Icelandic handball player (born 2001)

Haukur Þrastarson (born 14 April 2001) is an Icelandic handball player for Rhein-Neckar Löwen and the Icelandic national team.

==Club career==
Haukur Þrastarson made his debut for his boyhood club Selfoss in the 2016/2017 season, when he was only 15 years old. In 2019, at the age of 18, Þrastarson played a key role in his boyhood club winning the Icelandic Championship for the first time in the club’s history.

In 2020, Þrastarson transferred to Polish giants Łomża Vive Kielce. In July 2020, before the season began, he suffered a midfoot fracture; despite this, Kielce extended his contract from three to five years, running until 2025. Only weeks after his return, he sustained a torn anterior cruciate ligament (ACL) in his left knee during a Champions League match against Elverum.

With Kielce, Þrastarson won the Polish championship in 2021, 2022, and 2023, as well as the Polish Cup in 2021. He also competed in the EHF Champions League, where Kielce reached the Final Four in both 2022 and 2023, finishing runners-up on both occasions. In early December 2022, he suffered another ACL injury—this time to his right knee—during a Champions League match against Szeged. Þrastarson made his comeback in September 2023.

In the summer of 2024 he prematurely terminated his contract with Kielce and joined Romanian first division club Dinamo Bucharest. With Bucharest, he won the Romanian championship in 2025, the Romanian Cup and reached the Champions League play-offs against eventual winners SC Magdeburg.

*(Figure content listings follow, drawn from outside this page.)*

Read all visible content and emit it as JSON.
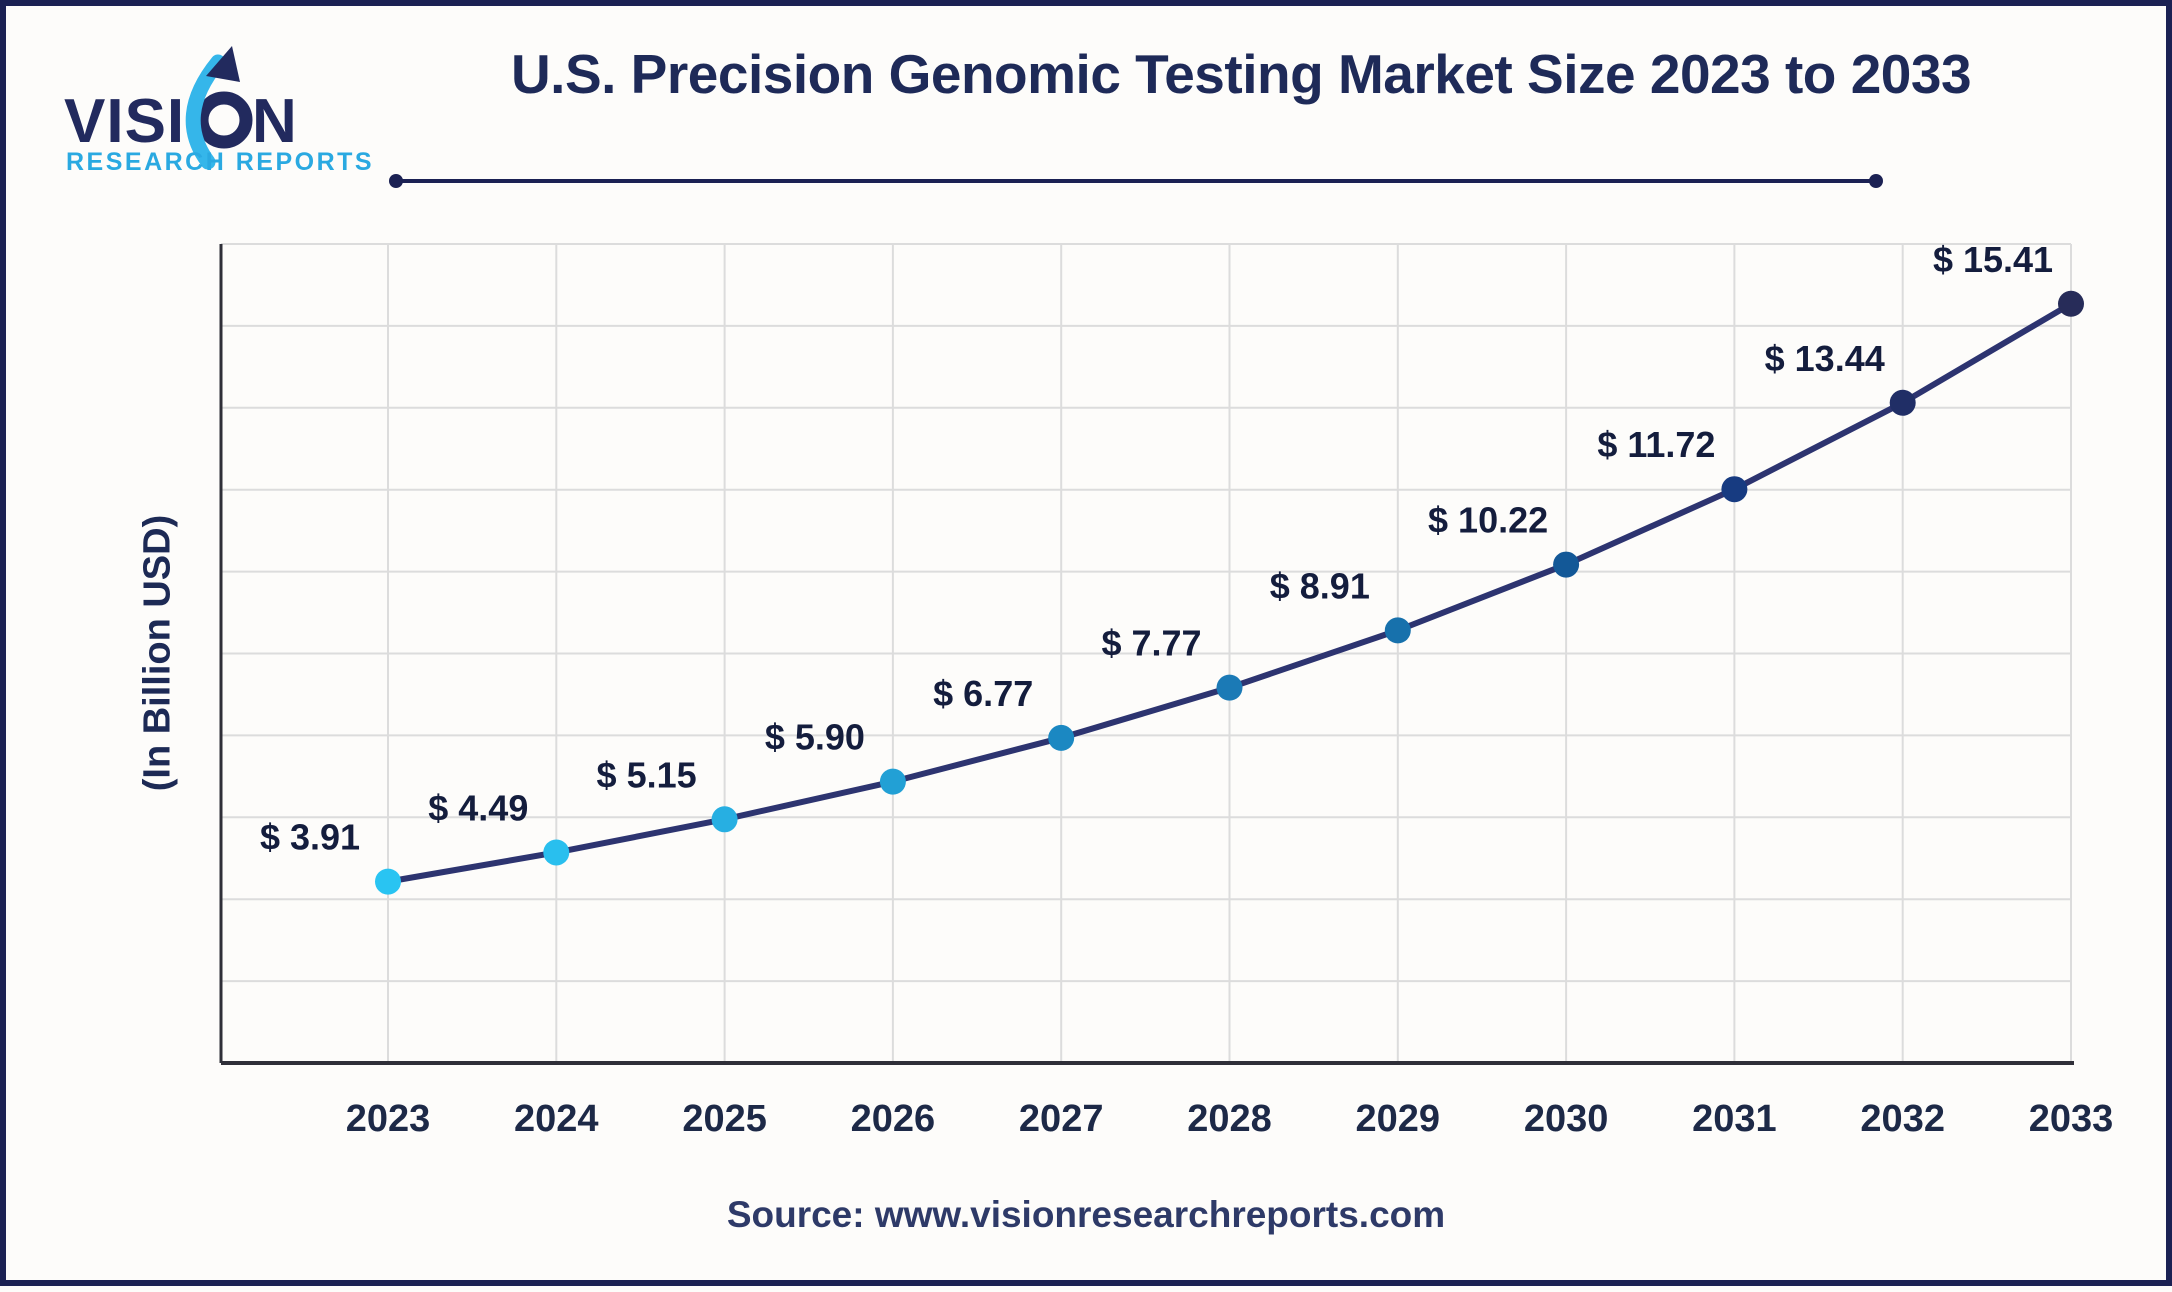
{
  "header": {
    "logo_line1": "VISION",
    "logo_line2": "RESEARCH REPORTS",
    "logo_navy": "#222a5e",
    "logo_blue": "#2aa9e1",
    "logo_cyan": "#35b6ea"
  },
  "chart_data": {
    "type": "line",
    "title": "U.S. Precision Genomic Testing Market Size 2023 to 2033",
    "ylabel": "(In Billion USD)",
    "xlabel": "",
    "categories": [
      "2023",
      "2024",
      "2025",
      "2026",
      "2027",
      "2028",
      "2029",
      "2030",
      "2031",
      "2032",
      "2033"
    ],
    "values": [
      3.91,
      4.49,
      5.15,
      5.9,
      6.77,
      7.77,
      8.91,
      10.22,
      11.72,
      13.44,
      15.41
    ],
    "point_labels": [
      "$ 3.91",
      "$ 4.49",
      "$ 5.15",
      "$ 5.90",
      "$ 6.77",
      "$ 7.77",
      "$ 8.91",
      "$ 10.22",
      "$ 11.72",
      "$ 13.44",
      "$ 15.41"
    ],
    "ylim": [
      0.3,
      16.6
    ],
    "grid": "on",
    "legend": "none",
    "line_color": "#2d3470",
    "point_colors": [
      "#29c4f2",
      "#29bfee",
      "#27afe2",
      "#22a0d5",
      "#1b88c2",
      "#1b7ab6",
      "#1771ac",
      "#135897",
      "#173b81",
      "#202e66",
      "#272c59"
    ],
    "grid_color": "#dcdcdc",
    "axis_color": "#2f2f38",
    "label_color": "#141d3d",
    "tick_color": "#1d2947",
    "divider_color": "#1b2153"
  },
  "footer": {
    "source": "Source: www.visionresearchreports.com"
  }
}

For the 2025/26 season, he signed a contract with the German Bundesliga club Rhein-Neckar Löwen.

==International career==
Haukur was chosen the Most Valuable Player of the 2018 European Men's U-18 Handball Championship in Croatia when he helped Iceland's U-18 secure silver at the tournament. On 5 April 2018 he made his debut for the Icelandic national team in a 29–31 loss against Norway in a friendly. In 2019 he participated World Men's Handball Championship when he replaced Aron Pálmarsson, who was injured, he played two games against France and Brazil and scored two goals. He was the youngest player of the tournament and became the youngest Icelandic player to participate at a world championship.

At the 2026 European Men's Handball Championship he finished 4th with Iceland, losing to Denmark in the semifinal and Croatia in the third-place playoff.